What if he’d changed his mind about being a father? What if he wasn’t happy about the news? What if...

“Only some—the basic minimum—are granted by the contract,” he said, hooded gaze watching her. Assessing her. “The rest have to be earned.”

She raised a brow. “By being your biddable, caring wife?”

“By cohabiting with me under the same roof. In the same bed, more importantly.”

She laughed then, tears pooling in her eyes, and only some of it was due to humor. Relief coursed through her in waves, making her suddenly cold. Turning her face away from Aristos, she made a show of searching for a cardigan in her large handbag.

A sweatshirt fell into a perfect drape over her shoulders. Mira took a deep breath, the scent of ocean surrounding her in comfort. “You are not okay, Dr. Carides,” came his even-toned statement.

It drove tears into her throat, that casual way he smothered the concern. “I really don’t like being addressed as such.”

“But you’re a real doctor about to specialize in palliative care, are you not?”
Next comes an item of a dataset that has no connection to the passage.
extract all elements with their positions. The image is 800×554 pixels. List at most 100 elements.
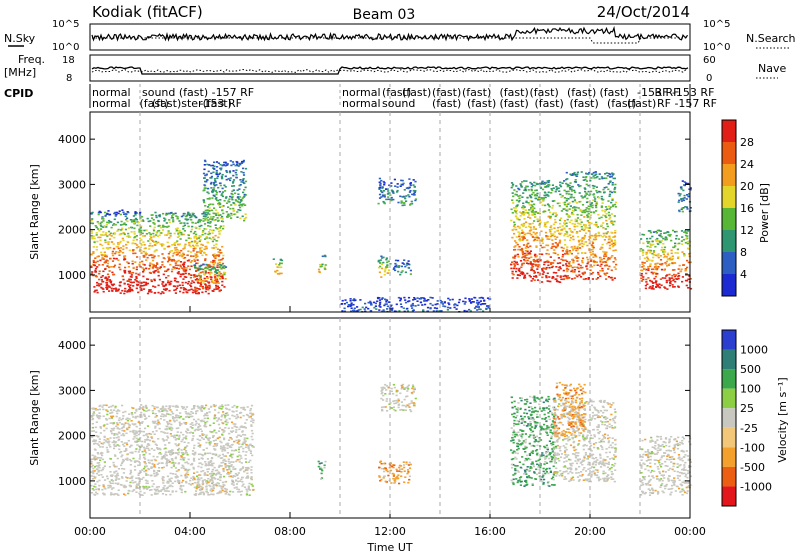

“Of course I’m a real doctor.” How did he know what she’d wanted to specialize in? Was Aristos privy to everything in her personal life? “I meant that you can’t call me Dr. Carides. I worked damned hard to get my degree and it is Dr. Reddy.”

“I’m too much of a feminist to deny your right to decide that,” he said with such genuine sincerity that Mira felt the overwhelming urge to grab his battered face and kiss the hell out of it. He raised a finger in that dramatic way of his, energy radiating from him even in his exhausted state. “But I would also like to point out that I too have made a big sacrifice—unwilling at best and screaming denial at worst—in you attaining that damned degree,thee mou. I demand and deserve at least a little credit.”

Her mouth falling open, Mira stared at him. Did he mean what she thought he meant? Had her bald-faced lie that her career and her calling were more important than getting married—the reason she’d given for breaking their engagement—still carry weight with him? “You’re mad.”

“Some call it genius.”

Challenge glinted in his eyes.

Take the bait, they said.Take me on.

Pressing her palm against her belly, she shied away from it.

His low, humorless laugh mocked her.